The UK is very clearly, and almost certainly unethically, using the physical barrier of the English Channel in an attempt to prevent access to the UK refugee system. Whether it has the legal right to do so is questionable. Other European countries have shown little sympathy for it.

The result was always predictable: those who want to seek refuge in a country where they speak the language take the risk of arriving here in small boats. European countries make at best half-hearted attempts to stop them.

British politicians claim that those who cross the Channel in this way are illegal migrants. There is considerable doubt about the validity of that claim. It simply seems wrong. No refugee can be described in that way. The law does not allow it.

So now we have a problem that is not properly formulated in international law (there are no illegal migrants) and to which a potentially illegal but pragmatic response has been given – which amounts to raising the drawbridge – without ever considering that the moat could easily be crossed. This exposes all the falsehoods in the arguments put forward and seems, at best, to disengage the politicians who made the claims.

The UK’s arguments, in other words, have failed. And so has the practice. Nothing the current administration can say or do can stop the boats arriving here, full of people with a legal right to have their cases heard. And that fact is well known to our neighbours.
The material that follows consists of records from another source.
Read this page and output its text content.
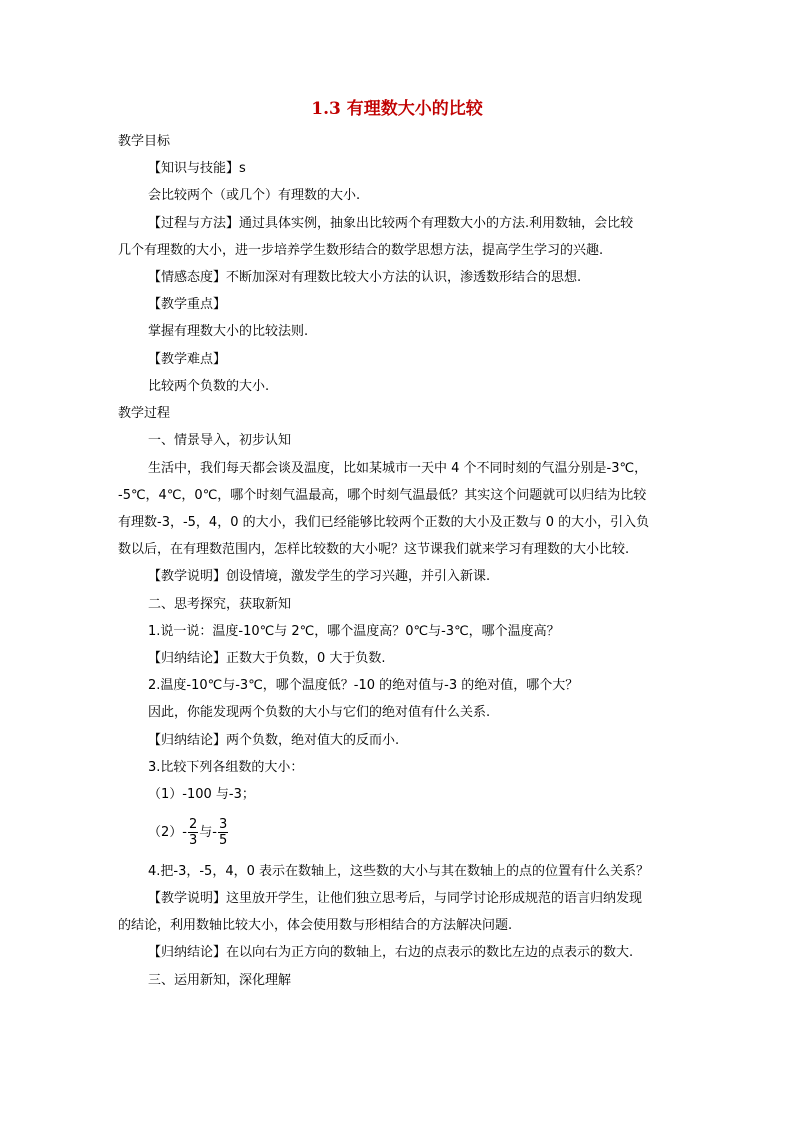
1.3 有理数大小的比较
教学目标
【知识与技能】s
会比较两个（或几个）有理数的大小.
【过程与方法】通过具体实例，抽象出比较两个有理数大小的方法.利用数轴，会比较
几个有理数的大小，进一步培养学生数形结合的数学思想方法，提高学生学习的兴趣.
【情感态度】不断加深对有理数比较大小方法的认识，渗透数形结合的思想.
【教学重点】
掌握有理数大小的比较法则.
【教学难点】
比较两个负数的大小.
教学过程
一、情景导入，初步认知
生活中，我们每天都会谈及温度，比如某城市一天中 4 个不同时刻的气温分别是-3℃，
-5℃，4℃，0℃，哪个时刻气温最高，哪个时刻气温最低？其实这个问题就可以归结为比较
有理数-3，-5，4，0 的大小，我们已经能够比较两个正数的大小及正数与 0 的大小，引入负
数以后，在有理数范围内，怎样比较数的大小呢？这节课我们就来学习有理数的大小比较.
【教学说明】创设情境，激发学生的学习兴趣，并引入新课.
二、思考探究，获取新知
1.说一说：温度-10℃与 2℃，哪个温度高？0℃与-3℃，哪个温度高？
【归纳结论】正数大于负数，0 大于负数.
2.温度-10℃与-3℃，哪个温度低？-10 的绝对值与-3 的绝对值，哪个大？
因此，你能发现两个负数的大小与它们的绝对值有什么关系.
【归纳结论】两个负数，绝对值大的反而小.
3.比较下列各组数的大小：
（1）-100 与-3；
$(2)- \frac{2}{3}$ 与- $\frac{3}{5}$
4.把-3，-5，4，0 表示在数轴上，这些数的大小与其在数轴上的点的位置有什么关系？
【教学说明】这里放开学生，让他们独立思考后，与同学讨论形成规范的语言归纳发现
的结论，利用数轴比较大小，体会使用数与形相结合的方法解决问题.
【归纳结论】在以向右为正方向的数轴上，右边的点表示的数比左边的点表示的数大.
三、运用新知，深化理解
What is the alternative argument? It is to comply with the law. That is, we can provide a safe route for those who want to come to the UK, where their case can be heard. In other words, and there is no way around this, we can give those who want to come here tickets to do so, not least because we know that most who come that far have a legal right to stay.
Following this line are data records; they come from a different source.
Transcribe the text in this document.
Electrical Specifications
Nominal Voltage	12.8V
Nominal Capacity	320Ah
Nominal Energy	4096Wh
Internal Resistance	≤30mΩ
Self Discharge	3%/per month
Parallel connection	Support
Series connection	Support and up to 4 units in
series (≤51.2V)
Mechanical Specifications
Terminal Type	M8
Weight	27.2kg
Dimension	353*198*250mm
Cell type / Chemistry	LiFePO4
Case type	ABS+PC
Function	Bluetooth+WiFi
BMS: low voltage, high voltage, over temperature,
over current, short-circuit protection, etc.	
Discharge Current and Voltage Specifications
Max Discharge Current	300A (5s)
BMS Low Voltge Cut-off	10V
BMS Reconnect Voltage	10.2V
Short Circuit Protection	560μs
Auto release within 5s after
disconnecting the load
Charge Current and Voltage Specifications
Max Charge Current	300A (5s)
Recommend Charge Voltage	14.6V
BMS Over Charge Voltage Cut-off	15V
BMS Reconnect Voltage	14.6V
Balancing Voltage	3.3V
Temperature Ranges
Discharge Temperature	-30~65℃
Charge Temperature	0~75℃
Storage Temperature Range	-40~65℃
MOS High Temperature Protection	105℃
Therefore, we could also invest in processing the applications of these refugees as quickly as possible and ensure that those who have the right to stay can be helped into productive employment as quickly as possible.

This would significantly reduce the cost of the whole process.
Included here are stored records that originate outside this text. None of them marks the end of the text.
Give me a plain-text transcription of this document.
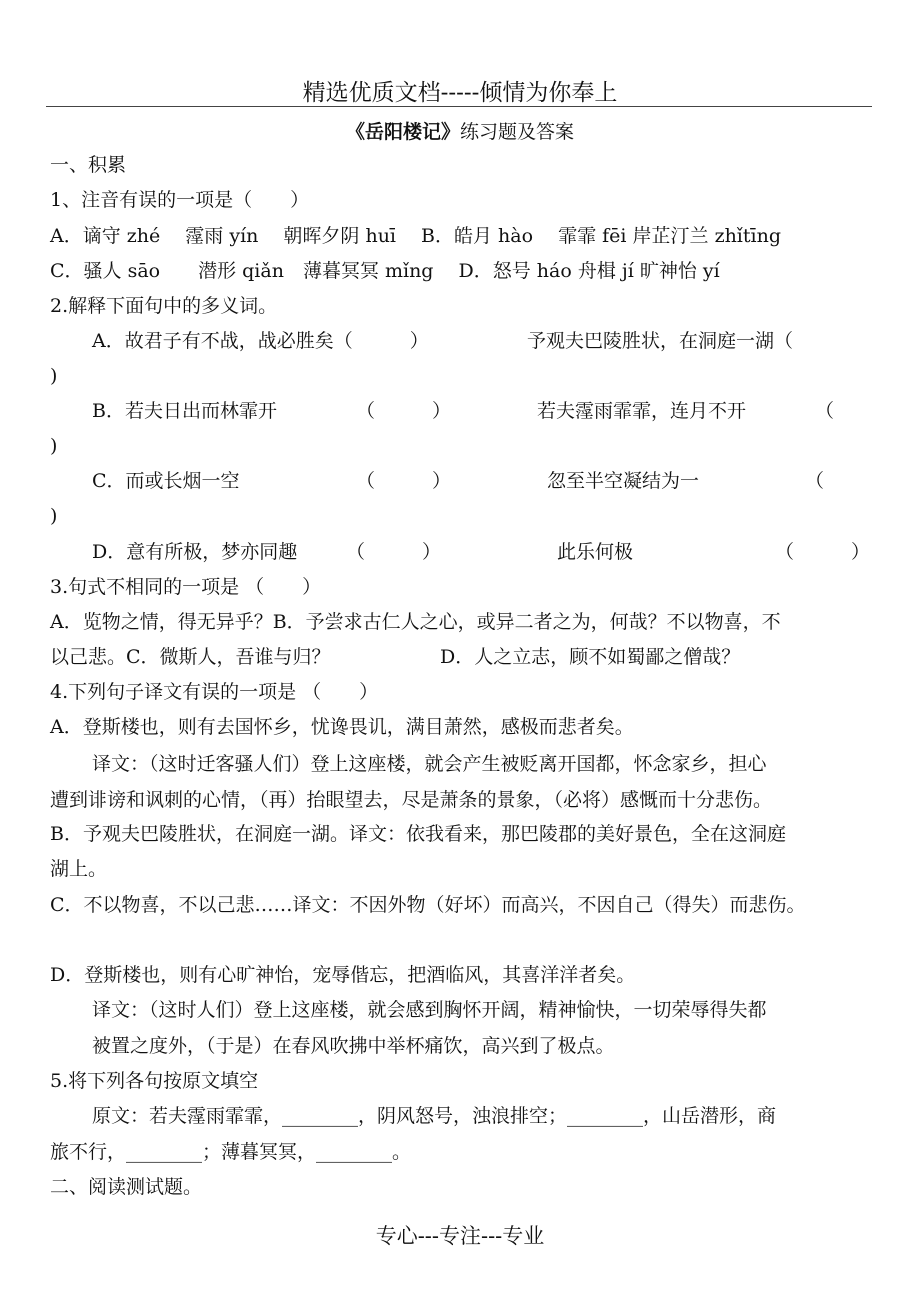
精选优质文档-----倾情为你奉上
《岳阳楼记》练习题及答案
一、积累
1、注音有误的一项是（　　）
A．谪守 zhé　 霪雨 yín　 朝晖夕阴 huī　 B．皓月 hào　 霏霏 fēi 岸芷汀兰 zhǐtīng
C．骚人 sāo　　潜形 qiǎn　薄暮冥冥 mǐng　 D．怒号 háo 舟楫 jí 旷神怡 yí
2.解释下面句中的多义词。
A．故君子有不战，战必胜矣（　　　）	予观夫巴陵胜状，在洞庭一湖（
)
B．若夫日出而林霏开	（　　　）	若夫霪雨霏霏，连月不开	（
)
C．而或长烟一空	（　　　）	忽至半空凝结为一	（
)
D．意有所极，梦亦同趣	（　　　）	此乐何极	（　　　）
3.句式不相同的一项是 （　　）
A．览物之情，得无异乎？B．予尝求古仁人之心，或异二者之为，何哉？不以物喜，不
以己悲。C．微斯人，吾谁与归？	D．人之立志，顾不如蜀鄙之僧哉？
4.下列句子译文有误的一项是 （　　）
A．登斯楼也，则有去国怀乡，忧谗畏讥，满目萧然，感极而悲者矣。
译文：（这时迁客骚人们）登上这座楼，就会产生被贬离开国都，怀念家乡，担心
遭到诽谤和讽刺的心情，（再）抬眼望去，尽是萧条的景象，（必将）感慨而十分悲伤。
B．予观夫巴陵胜状，在洞庭一湖。译文：依我看来，那巴陵郡的美好景色，全在这洞庭
湖上。
C．不以物喜，不以己悲……译文：不因外物（好坏）而高兴，不因自己（得失）而悲伤。
D．登斯楼也，则有心旷神怡，宠辱偕忘，把酒临风，其喜洋洋者矣。
译文：（这时人们）登上这座楼，就会感到胸怀开阔，精神愉快，一切荣辱得失都
被置之度外，（于是）在春风吹拂中举杯痛饮，高兴到了极点。
5.将下列各句按原文填空
原文：若夫霪雨霏霏，________，阴风怒号，浊浪排空；________，山岳潜形，商
旅不行，________；薄暮冥冥，________。
二、阅读测试题。
专心---专注---专业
It would also exploit the competitive advantage that refugees have always brought to the UK, as they are typically highly educated, productive, innovative and keen to integrate into our communities. What’s not to like?

At the same time, make this decision-making process fast and it might be possible to have other, neighboring countries, host it. If not, why would they?

So instead of treating this as a problem, it could be framed as an obligation to be fulfilled for the best benefit of all, with profits to be made, costs to be saved, and international relations to be improved. And no, a flood of applications will not happen: applicants still have to overcome enormous obstacles to get here, and no one wants to be a refugee.

What all this suggests is that if Labour had properly assessed the evidence and the inevitability of the situation it faced, it could have rejected the Conservatives’ policy entirely and announced new approaches that would stop the boats, end the actions of criminal gangs, vastly reduce costs, be humane, accept international legal obligations and turn the situation to its advantage.

But it seems that no one in Labour could solve this. That is quite depressing.

What we have here is Labour using the same false and failed rhetoric on this issue as the Tories before them, with all the hints of racism inherent in it, and the equally stupid claim that they will stop the smuggling gangs, which is about as likely as they can stop the flood.

In other words, precisely because Labour cannot think critically, or is too afraid to do so, and regardless of what it is, it has created a problem for itself that it will never solve. At the same time, it is playing to those who want to create artificial divisions in British society, when new narratives are needed.

If you can’t think critically, you’ll pay a high price.